El dolor en la columna se le estaba pasando y ella sabía que así era como empezaba. Vas cediendo poco a poco a los medicamentos que te embotan la mente y acaban silenciándote el espíritu. El dolor te agotaba hasta que cedías. Cuando Joanna la llevó al Centro de Curación Natural, pensó, ¿por qué no? A Harley le ayudaba con su artritis. Se había recostado sobre una blanda mesa, había cerrado los ojos, apaciguada por la música suave y el murmullo del agua de una fuente cercana. No sintió casi nada cuando le clavaron agujas de la cabeza a los pies. Tenía varias sobre el abdomen, donde se localizaba el cáncer, y cuando abrió los ojos, las vio encendidas, como pequeñas antorchas que le incendiaban el cuerpo. Para fortalecer el chi, había dicho el terapeuta. Ella se durmió y despertó sintiéndose en paz y fresca. Y el dolor desapareció durante días, para volver solo la noche anterior.

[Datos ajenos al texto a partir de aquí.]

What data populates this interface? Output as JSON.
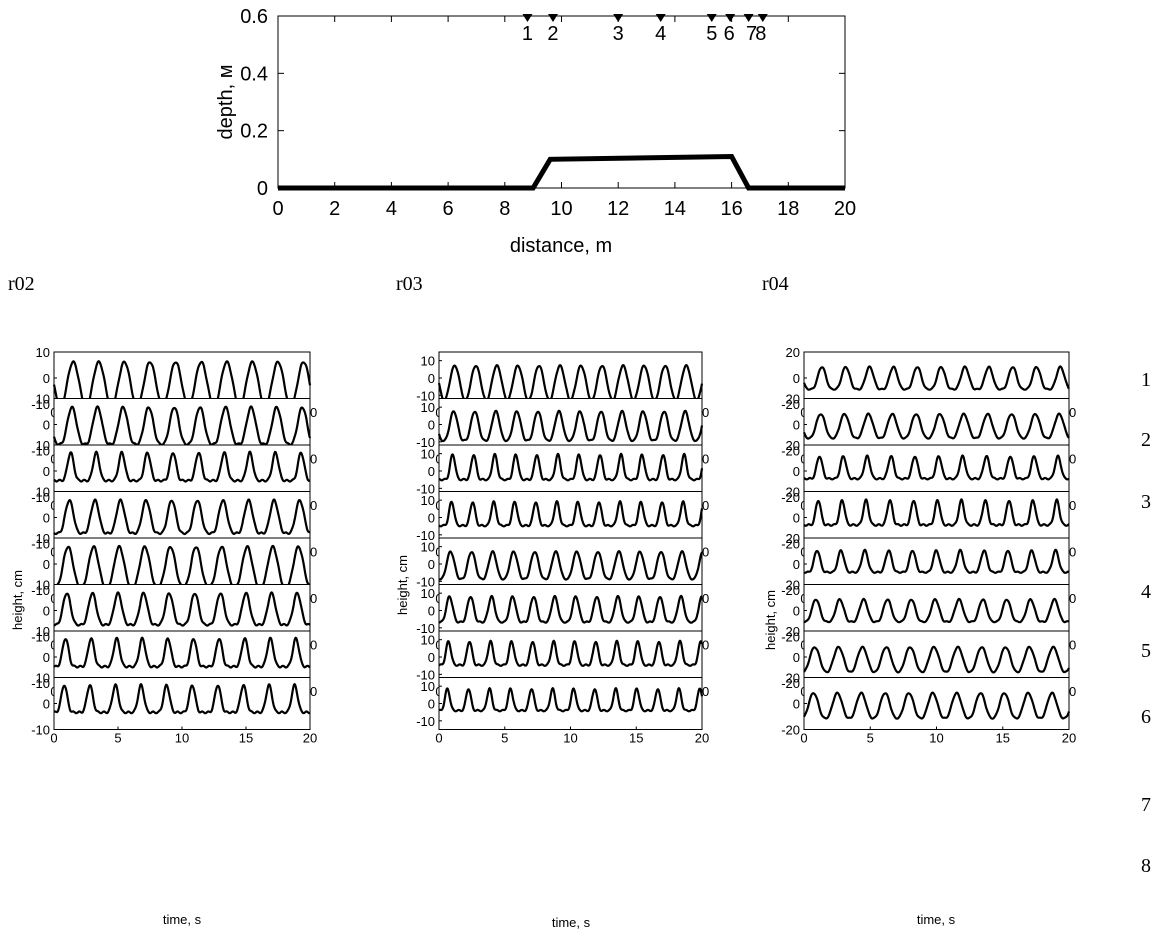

No buscaba milagros. Grace era demasiado vieja para creer en esas cosas. Pero si podía pasar sus últimos días sin descender a una niebla medicamentosa, bueno, eso sería suficiente. Tenía cosas que hacer. Ideas que le ardían dentro y que necesitaba poner sobre lienzo. Sólo unas pocas más, al menos. El día anterior, cerca de medianoche, sentada en aquella misma silla observando las estrellas que brillaban en el negro cielo, pensó en la Noche estrellada de Van Gogh. Las estrellas como molinillos girando contra un fondo suave como gasa negra. No recordaba haber pintado nunca una escena nocturna. Sería diferente, una especie de nuevo desafío, y desde luego, un cambio de colores.
Decidió que empezaría aquella misma noche.